Predictability—geologists, geophysicists and reservoir engineers. These disciplines are able to predict what’s going to come out of the ground 2 miles down and 3 miles out, he noted. “That’s absolutely impressive to me, but it’s that predictable nature that allows us to plan the organization. It creates actionable decision support.”
Repeatability—operations engineers. Their value resides in their ability to compress cycle times, do things faster with less and do it safely. “I would be remiss if I didn’t comment on safety here. If we don’t send our people home the same way they get to work, we have failed. So the expectation on the repeatability is doing this efficiently and safely.”
Dependability—marketing. “I don’t care how good the wells are, I don’t care how good that break in nature is, if we don’t have the appropriate midstream and marketing framework to provide product flow assurance and cash flow assurance, we will fail.”
Scalability—land. “I need them blocking and tackling on the acreage, increasing our working interest, giving us that scale so we can continue to drive down unit costs,” he said. “You’ve seen a lot of the operators talk about unit costs and how that drives margin, because that’s one of the few things they can control. So land has a seat at the table and a role in helping preserve that margin.”
Profitability—everyone. While Venado’s founders have backgrounds in engineering, geology and land, they are all business professionals first, he said. “The goal of any organization is to make money, so we need all the disciplines. It’s not going to be just a land-driven shop or an engineering-driven shop. I want them all. I’m going to give them all a voice.”
Capital steward focus. Once the process is working, Venado focuses on two goals. The first: create and preserve the cash margin.
Venado expends about $18/boe on its operated assets, including interest expenses, LOE, G&A and production taxes. At $56 West Texas Intermediate, it reaps some 67% cash margin, or $38/boe.
“So for every boe that’s generated, this is how much cash margin we have to make a decision with.”
Which leads to the second goal: capital allocation.
“With every single dollar of cash margin thrown off, we have an option. We consider all of them. We can lease acreage, we can build additional infrastructure, we can make acquisitions, we can pay down debt or we can pay distributions. All those items are on the table for us.”
And while the company does pay distributions back to KKR and to the limited partners, Kennedy emphasized that Venado is not an MLP and compared it instead to a variable rate MLP. “We have the option, on any given quarter, given a macro environment or capital opportunities, to turn it up, turn it down or turn it off.”
Thus the Venado Model is not just a return on capital, but a return of capital.
Is there any pressure to sell?

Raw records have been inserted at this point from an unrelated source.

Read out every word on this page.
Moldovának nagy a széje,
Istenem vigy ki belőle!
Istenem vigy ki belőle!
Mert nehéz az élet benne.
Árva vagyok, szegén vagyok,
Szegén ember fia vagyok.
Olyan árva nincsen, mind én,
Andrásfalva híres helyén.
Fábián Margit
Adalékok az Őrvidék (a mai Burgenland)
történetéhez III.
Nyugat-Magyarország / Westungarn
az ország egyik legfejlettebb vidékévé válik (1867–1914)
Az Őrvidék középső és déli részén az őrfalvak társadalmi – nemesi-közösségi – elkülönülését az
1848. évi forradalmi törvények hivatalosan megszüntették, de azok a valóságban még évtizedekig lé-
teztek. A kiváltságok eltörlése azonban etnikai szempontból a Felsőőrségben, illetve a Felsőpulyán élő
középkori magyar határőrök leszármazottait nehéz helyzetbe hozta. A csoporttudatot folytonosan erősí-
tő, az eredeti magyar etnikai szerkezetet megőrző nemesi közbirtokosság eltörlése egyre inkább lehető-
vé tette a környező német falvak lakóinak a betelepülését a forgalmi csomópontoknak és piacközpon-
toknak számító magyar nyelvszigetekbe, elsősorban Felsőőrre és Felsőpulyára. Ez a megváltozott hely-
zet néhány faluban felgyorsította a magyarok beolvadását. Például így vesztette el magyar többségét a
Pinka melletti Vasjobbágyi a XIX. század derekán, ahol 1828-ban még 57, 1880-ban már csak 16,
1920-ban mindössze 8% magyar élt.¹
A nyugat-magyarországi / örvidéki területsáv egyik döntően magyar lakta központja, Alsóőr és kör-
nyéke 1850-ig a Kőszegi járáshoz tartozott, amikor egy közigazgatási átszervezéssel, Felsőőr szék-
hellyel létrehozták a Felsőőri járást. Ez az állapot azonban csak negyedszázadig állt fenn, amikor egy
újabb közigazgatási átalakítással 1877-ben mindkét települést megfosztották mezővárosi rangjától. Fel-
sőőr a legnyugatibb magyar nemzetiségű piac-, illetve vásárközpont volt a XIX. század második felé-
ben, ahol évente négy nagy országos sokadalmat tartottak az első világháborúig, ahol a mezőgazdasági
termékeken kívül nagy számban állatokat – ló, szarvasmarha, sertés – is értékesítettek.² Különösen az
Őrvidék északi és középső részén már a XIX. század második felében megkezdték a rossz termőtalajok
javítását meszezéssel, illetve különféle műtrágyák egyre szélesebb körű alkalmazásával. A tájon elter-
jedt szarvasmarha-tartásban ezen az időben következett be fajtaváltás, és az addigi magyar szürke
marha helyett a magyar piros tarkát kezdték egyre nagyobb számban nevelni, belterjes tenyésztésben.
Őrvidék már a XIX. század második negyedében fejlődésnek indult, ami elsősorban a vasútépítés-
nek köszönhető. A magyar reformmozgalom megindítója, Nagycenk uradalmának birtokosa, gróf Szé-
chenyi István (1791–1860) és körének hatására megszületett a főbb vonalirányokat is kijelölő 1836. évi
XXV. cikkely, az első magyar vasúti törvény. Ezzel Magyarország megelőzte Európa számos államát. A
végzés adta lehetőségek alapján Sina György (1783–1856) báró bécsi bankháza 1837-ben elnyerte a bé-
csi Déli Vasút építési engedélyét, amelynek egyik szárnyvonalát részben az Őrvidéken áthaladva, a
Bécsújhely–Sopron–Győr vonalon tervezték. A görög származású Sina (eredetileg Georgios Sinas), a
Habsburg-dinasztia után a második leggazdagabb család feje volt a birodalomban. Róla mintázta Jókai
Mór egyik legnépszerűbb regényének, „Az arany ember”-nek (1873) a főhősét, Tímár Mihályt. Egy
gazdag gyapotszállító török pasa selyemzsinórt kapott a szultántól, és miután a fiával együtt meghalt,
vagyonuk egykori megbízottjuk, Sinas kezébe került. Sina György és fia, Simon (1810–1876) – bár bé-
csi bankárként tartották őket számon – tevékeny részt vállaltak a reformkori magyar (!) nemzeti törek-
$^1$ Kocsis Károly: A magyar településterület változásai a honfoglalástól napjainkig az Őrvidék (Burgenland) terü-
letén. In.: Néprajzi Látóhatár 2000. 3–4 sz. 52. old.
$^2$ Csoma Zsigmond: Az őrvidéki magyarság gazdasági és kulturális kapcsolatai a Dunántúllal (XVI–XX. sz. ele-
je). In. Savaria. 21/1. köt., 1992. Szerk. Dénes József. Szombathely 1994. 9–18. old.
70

No, said Kennedy.
“Everybody wants to transact at some point, because that’s how you get the fast payday. But by paying distributions, we continue to pay down and reduce our equity cost basis. If you want to build a long-term model focused on being here for 20 years, it’s all about making sure you have alignment up top.”
Further acquisitions are still on the table, but Kennedy said seller expectations remain too high for now. “We have to buy right. We’re not in a position where we have to act, but we’re actively still looking.”
The plan coming into the year was to operate one rig for the first six months and then lay it down, he said, but cash flow has been robust. “Given our ability to fund that rig out of cash flow and pay distributions, we’ve chosen to keep the rig and are looking at adding a second next year.”
The private operator estimates $300- to $350 million EBITDAX in 2019 with less than 2x debt-to-EBITDA, and it is on pace to grow production by 10% to 12%. Of that $2 billion of KKR capital previously deployed, “by year-end we will have returned approximately 10% of that back to equity holders,” Kennedy revealed.
“We’re in a position where we are growing production and paying distributions, and all of that within cash flow. We were purposefully built for this environment.”